«Mon métier, c’est la science politique, je veux comprendre.» A l’heure du triomphe de la communication politique en 140 signes, le jour même du dernier numéro de L’Hebdo, comment ne pas être frappé par l’actualité de la profession de foi de Hannah Arendt? C’était mercredi soir, sur Arte, une soirée thématique sur la politologue et philosophe germano-américaine, auteure d’«Eichmann à Jérusalem».

Fouiller, décortiquer

 Alors que monte de partout l’indignation face à Donald Trump, alors que le monde intellectuel l’excommunie sans appel, notre travail de journaliste ou de politologue, aurait dit l’auteure des «Origines du totalitarisme», n’est pas d’ajouter aux protestations. Il est de fouiller, de décortiquer les raisons du succès des gouvernements autoritaires qui s’installent des Philippines aux Etats-Unis en passant par l’Europe de l’Est et la Turquie. Les faits seuls comptent. «Ce qui importe au lecteur, ce n’est ni votre signature, ni vos états d’âme, mais l’histoire que vous lui racontez et les faits vérifiés que vous lui livrez», prêchait l’éditeur d’un quotidien régional, disparu, à ses jeunes stagiaires.

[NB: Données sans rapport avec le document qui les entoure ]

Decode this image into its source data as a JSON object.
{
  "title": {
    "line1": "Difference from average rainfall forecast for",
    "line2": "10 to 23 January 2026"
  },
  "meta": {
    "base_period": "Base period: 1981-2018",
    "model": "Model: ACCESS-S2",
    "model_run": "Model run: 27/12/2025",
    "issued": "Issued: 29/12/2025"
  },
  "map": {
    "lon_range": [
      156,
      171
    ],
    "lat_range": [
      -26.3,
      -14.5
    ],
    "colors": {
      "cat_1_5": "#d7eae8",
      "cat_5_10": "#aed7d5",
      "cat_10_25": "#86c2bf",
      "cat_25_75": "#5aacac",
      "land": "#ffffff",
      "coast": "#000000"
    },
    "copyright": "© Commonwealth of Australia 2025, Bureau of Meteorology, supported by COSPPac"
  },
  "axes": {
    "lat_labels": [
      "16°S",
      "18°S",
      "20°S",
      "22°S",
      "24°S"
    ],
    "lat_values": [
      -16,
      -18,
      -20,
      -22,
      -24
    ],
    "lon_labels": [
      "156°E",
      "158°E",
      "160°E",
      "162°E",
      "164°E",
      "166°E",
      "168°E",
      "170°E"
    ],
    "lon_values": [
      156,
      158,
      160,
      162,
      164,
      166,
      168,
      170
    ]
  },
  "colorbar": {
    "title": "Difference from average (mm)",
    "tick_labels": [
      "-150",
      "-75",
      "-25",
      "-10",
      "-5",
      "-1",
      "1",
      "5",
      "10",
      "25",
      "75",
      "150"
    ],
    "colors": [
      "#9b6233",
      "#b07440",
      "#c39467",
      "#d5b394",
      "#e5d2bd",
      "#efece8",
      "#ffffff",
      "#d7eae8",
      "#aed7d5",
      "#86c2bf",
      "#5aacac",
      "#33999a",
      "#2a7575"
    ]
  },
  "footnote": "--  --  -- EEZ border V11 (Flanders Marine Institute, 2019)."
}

Auxquels il interdisait d’utiliser le pronom «je», haïssable à ses yeux.

Un néo-totalitarisme

Pour en revenir aux régimes autoritaires, l’écrivain ukrainien Iouri Androukhovitch rappelait sur Arte que «si Hannah Arendt a remarquablement défini la nature des régimes apparemment puissants, nous vivons un néo-totalitarisme dont elle, qui n’a pas connu Internet et les réseaux sociaux, n’a pas fait l’expérience». Il n’empêche que, dans «Le Système totalitaire», troisième partie des «Origines du totalitarisme», la philosophe décrit assez bien le phénomène auquel nous sommes confrontés en ce XXIe siècle. «La société a toujours tendance à accepter d’abord quelqu’un pour ce qu’il prétend être, si bien qu’un fou qui pose au génie a toujours quelque chance d’être cru. Le manque de discernement de la société moderne renforce cette tendance.»

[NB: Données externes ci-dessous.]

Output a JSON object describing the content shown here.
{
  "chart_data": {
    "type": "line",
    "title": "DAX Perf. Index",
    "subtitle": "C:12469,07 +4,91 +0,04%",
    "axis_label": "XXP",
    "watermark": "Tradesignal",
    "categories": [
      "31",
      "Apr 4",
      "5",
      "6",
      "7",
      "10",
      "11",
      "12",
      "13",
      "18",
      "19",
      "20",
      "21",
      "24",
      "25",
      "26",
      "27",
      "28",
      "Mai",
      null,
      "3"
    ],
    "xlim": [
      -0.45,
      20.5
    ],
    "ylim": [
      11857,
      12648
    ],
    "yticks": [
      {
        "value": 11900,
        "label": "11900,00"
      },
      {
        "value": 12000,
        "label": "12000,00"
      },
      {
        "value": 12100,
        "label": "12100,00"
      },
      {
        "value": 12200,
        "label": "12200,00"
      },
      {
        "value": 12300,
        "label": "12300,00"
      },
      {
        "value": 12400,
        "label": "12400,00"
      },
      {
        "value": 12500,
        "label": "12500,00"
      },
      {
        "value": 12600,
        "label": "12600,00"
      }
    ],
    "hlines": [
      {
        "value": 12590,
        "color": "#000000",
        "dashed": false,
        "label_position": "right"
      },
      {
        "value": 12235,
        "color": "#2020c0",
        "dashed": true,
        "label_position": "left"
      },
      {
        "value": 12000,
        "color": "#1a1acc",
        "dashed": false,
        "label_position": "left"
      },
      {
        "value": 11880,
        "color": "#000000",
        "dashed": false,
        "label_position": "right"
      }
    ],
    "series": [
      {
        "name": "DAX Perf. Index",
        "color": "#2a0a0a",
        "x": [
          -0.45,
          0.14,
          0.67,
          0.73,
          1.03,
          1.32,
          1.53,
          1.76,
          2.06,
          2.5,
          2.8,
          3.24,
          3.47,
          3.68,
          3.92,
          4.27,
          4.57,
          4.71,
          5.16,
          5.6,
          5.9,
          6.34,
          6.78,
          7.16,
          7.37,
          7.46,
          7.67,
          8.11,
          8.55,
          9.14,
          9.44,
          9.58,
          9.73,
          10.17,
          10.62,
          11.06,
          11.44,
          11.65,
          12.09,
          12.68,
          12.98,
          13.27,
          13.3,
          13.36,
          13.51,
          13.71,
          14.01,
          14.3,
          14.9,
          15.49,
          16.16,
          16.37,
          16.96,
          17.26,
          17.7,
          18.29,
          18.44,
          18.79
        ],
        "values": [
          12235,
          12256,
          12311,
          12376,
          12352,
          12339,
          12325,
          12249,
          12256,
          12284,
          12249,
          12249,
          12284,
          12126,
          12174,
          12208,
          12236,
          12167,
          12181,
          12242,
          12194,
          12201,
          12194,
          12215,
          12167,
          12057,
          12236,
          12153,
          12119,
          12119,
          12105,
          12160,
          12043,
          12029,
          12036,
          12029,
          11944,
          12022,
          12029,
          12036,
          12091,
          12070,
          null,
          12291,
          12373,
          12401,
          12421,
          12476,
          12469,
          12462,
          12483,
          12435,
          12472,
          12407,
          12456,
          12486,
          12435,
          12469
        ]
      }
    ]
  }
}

Le déchirement de faire des choix

Ce qui fascine les foules, et nous en faisons l’expérience depuis une vingtaine d’années en Suisse, ce sont les discours autoritaires, les idéologies qui ne laissent la place à aucun doute. Parce que la force de conviction du tribun libère l’individu du déchirement de faire des choix dans la diversité des opinions. Puisque les systèmes politiques démocratiques, suisse par exemple, reposent à la fois sur la participation active d’une couche relativement modeste de la population mais aussi sur l’acceptation silencieuse et passive d’une partie plus grande encore, ce sont ces couches jusqu’ici politiquement neutres, hésitantes, que les mouvements populistes viseront à travers leurs campagnes, dit Arendt en évoquant le populisme d’avant-guerre. Et pour cela il faudra les convaincre que les institutions démocratiquement élues ne représentent pas le peuple réel, mais une élite éloignée du peuple. Rien n’a changé.

Fixer les citoyens dans l'enfance

Dans l’avant-dernier chapitre de sa «Démocratie en Amérique» – «Quelle espèce de despotisme est à craindre» –, Tocqueville mettait déjà le doigt sur «les facilités singulières à l’établissement du despotisme» qu’un Etat démocratique pourrait offrir. Même si, convenait-il, face «à la mollesse des mœurs, à la douceur de la morale» à cette époque déjà, «les anciens mots de despotisme et tyrannie ne conviennent point». Il voyait donc surtout le risque «d’un pouvoir immense […] qui cherche à fixer les citoyens dans l’enfance. Pourvu que les citoyens ne cherchent qu’à jouir […]. Il veut leur bonheur, pourvu qu’il en soit l’unique agent et le seul arbitre.»